Why was this so important?  I suspect that I have become increasingly concerned by current mainstream trainers’ heavy-handed insistence on “getting the horse into an outline” and “making it submit to the contact”.  Mostly this translates as kicking the horse on with the legs behind, whilst hauling it hard at the front – i.e. applying the brake and the accelerator at the same time!  What is the poor horse to do?  No wonder the horsey magazines are full of colour photos of animals with tense, anxious faces, gag bits, running martingales and mouths strapped tightly shut.  No wonder the problem pages are crammed with letters from worried owners of horses who “resist”, “evade” and “fight” this domineering and aggressive contact.  Exploring other ways, I found that Classical Equitation (as still practised at Vienna and at Saumur in France) makes it a rule that the legs and hands never act simultaneously i.e. you do not push and pull at the same time.  Equitation Science (see books by Andrew McLean) endorses this philosophy from a rigorously researched scientific standpoint – one cue for one action.  In modern Western riding I found the same philosophy.  The fully trained horse is guided largely by the balance, posture and, not least, the intention of the rider.  It does not need to be forcibly held by the rider in order to balance – how on earth can you hold up something you are actually sitting on top of?  Try it on a chair with a broken leg!  With head free and natural neck carriage, the horse finds its own balance.  You teach the horse the cues for the reactions you want and reward with release and praise.  In this way a happy, co-operative partnership can develop without stress or fights.

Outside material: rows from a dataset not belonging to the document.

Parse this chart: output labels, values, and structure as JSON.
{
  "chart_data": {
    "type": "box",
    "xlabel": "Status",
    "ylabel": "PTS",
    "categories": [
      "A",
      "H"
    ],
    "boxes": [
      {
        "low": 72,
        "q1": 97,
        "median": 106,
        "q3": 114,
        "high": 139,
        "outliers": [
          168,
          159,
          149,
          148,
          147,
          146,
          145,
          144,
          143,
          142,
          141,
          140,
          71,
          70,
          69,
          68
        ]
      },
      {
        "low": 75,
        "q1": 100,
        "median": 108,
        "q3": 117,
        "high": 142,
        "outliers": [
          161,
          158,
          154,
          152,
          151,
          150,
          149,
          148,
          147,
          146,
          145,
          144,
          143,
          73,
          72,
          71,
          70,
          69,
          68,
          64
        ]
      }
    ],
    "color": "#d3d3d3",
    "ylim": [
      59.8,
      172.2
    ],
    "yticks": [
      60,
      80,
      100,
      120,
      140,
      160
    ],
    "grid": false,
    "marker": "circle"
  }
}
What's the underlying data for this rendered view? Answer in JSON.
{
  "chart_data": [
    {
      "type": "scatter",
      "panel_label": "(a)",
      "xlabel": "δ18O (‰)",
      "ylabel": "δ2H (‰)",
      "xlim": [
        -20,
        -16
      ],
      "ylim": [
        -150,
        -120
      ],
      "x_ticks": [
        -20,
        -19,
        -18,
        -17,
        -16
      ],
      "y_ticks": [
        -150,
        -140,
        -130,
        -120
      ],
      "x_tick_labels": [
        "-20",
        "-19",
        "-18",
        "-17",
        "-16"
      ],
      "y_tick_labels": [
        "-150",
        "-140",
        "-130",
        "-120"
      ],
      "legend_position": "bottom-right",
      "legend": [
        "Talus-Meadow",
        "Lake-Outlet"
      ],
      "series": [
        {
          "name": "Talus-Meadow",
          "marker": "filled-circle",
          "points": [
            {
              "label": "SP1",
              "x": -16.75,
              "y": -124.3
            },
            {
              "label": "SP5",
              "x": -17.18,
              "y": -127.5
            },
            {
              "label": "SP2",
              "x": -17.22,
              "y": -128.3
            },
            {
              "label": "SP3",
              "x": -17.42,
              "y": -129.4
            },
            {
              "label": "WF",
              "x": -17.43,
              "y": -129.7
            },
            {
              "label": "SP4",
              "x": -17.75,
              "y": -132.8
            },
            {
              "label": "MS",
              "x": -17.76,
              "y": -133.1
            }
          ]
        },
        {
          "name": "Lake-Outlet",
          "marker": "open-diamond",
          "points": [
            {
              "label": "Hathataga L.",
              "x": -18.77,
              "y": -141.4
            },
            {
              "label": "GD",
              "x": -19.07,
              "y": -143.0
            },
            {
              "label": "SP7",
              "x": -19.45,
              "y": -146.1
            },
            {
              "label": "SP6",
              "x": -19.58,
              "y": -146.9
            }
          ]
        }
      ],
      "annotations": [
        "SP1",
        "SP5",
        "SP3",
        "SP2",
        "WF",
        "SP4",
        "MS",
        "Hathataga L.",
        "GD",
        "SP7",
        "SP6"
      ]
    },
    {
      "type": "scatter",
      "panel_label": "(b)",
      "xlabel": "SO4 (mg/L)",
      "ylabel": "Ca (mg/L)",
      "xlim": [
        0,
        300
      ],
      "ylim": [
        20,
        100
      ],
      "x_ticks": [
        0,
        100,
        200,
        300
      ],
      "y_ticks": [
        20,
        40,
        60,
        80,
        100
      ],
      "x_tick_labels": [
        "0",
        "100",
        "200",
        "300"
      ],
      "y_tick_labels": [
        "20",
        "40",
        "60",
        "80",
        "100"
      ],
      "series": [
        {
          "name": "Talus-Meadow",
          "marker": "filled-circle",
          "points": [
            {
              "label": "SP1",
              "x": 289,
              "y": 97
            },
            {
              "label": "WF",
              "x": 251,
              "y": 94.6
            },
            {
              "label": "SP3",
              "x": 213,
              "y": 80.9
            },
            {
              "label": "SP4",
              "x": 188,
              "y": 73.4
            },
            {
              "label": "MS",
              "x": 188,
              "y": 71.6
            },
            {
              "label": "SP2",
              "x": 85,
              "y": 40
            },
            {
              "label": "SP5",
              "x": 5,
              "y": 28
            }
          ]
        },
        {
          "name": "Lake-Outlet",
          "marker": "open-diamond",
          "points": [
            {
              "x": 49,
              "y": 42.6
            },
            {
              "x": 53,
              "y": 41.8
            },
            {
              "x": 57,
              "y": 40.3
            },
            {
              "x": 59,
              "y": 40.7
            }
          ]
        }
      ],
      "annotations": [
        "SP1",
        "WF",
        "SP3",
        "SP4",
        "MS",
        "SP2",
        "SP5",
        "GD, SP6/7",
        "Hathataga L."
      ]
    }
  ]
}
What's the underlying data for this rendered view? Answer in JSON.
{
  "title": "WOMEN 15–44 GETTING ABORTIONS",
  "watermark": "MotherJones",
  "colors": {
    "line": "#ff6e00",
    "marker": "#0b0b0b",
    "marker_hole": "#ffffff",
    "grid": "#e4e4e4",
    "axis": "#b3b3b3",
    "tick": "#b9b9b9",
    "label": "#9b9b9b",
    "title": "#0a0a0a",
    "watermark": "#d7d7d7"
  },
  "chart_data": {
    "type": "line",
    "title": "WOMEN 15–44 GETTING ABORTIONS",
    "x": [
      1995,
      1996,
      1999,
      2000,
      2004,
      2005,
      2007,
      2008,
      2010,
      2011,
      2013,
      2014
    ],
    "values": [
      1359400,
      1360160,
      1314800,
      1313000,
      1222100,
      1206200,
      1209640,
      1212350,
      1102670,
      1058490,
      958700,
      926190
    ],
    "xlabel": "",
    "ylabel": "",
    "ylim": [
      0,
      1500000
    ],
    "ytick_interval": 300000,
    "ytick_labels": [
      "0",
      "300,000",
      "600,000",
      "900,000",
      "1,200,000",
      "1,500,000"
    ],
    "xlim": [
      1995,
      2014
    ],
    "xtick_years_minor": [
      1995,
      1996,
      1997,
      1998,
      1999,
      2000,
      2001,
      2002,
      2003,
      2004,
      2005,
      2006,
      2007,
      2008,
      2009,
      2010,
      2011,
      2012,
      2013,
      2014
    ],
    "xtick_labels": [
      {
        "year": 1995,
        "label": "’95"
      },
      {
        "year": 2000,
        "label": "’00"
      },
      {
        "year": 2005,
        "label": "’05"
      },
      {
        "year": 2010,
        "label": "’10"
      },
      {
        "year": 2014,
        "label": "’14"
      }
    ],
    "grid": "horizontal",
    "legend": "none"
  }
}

I find trail riding particularly appealing.  Modern dressage is totally pre-occupied with set movements in an arena that is the same size and shape all over the world.  Outside this standardised set-up, riders are often helpless and horses out of control.  Many of the top horses go berserk at the prize givings.  At the last Olympics, Anky’s (the winner’s) horse did not even halt when required.  She still won.  Something has gone very wrong which, I like to think, Western riding may have got right.  Of course, a Western Trail horse may have the same problems if it is exclusively worked in an arena on nothing but the prescribed gates, poles and bridges.  It too can become frightened by the real world outside with its unpredictable hazards.  To me, the Trail horse should be happy to negotiate woods, rocks, hills, plough, stubble and fallen branches along with barking dogs, running children, bicycles and umbrellas.

I am only a beginner, Western wise, but am learning so much.  Of course the saddlery, blankets and riders’ costumes are fun and much more attractive than plain brown leather, dingy tweed or navy jackets, but, to me, it is not about fantasies of pretending to be a cowboy/girl but a logical, humane and horse friendly way of riding.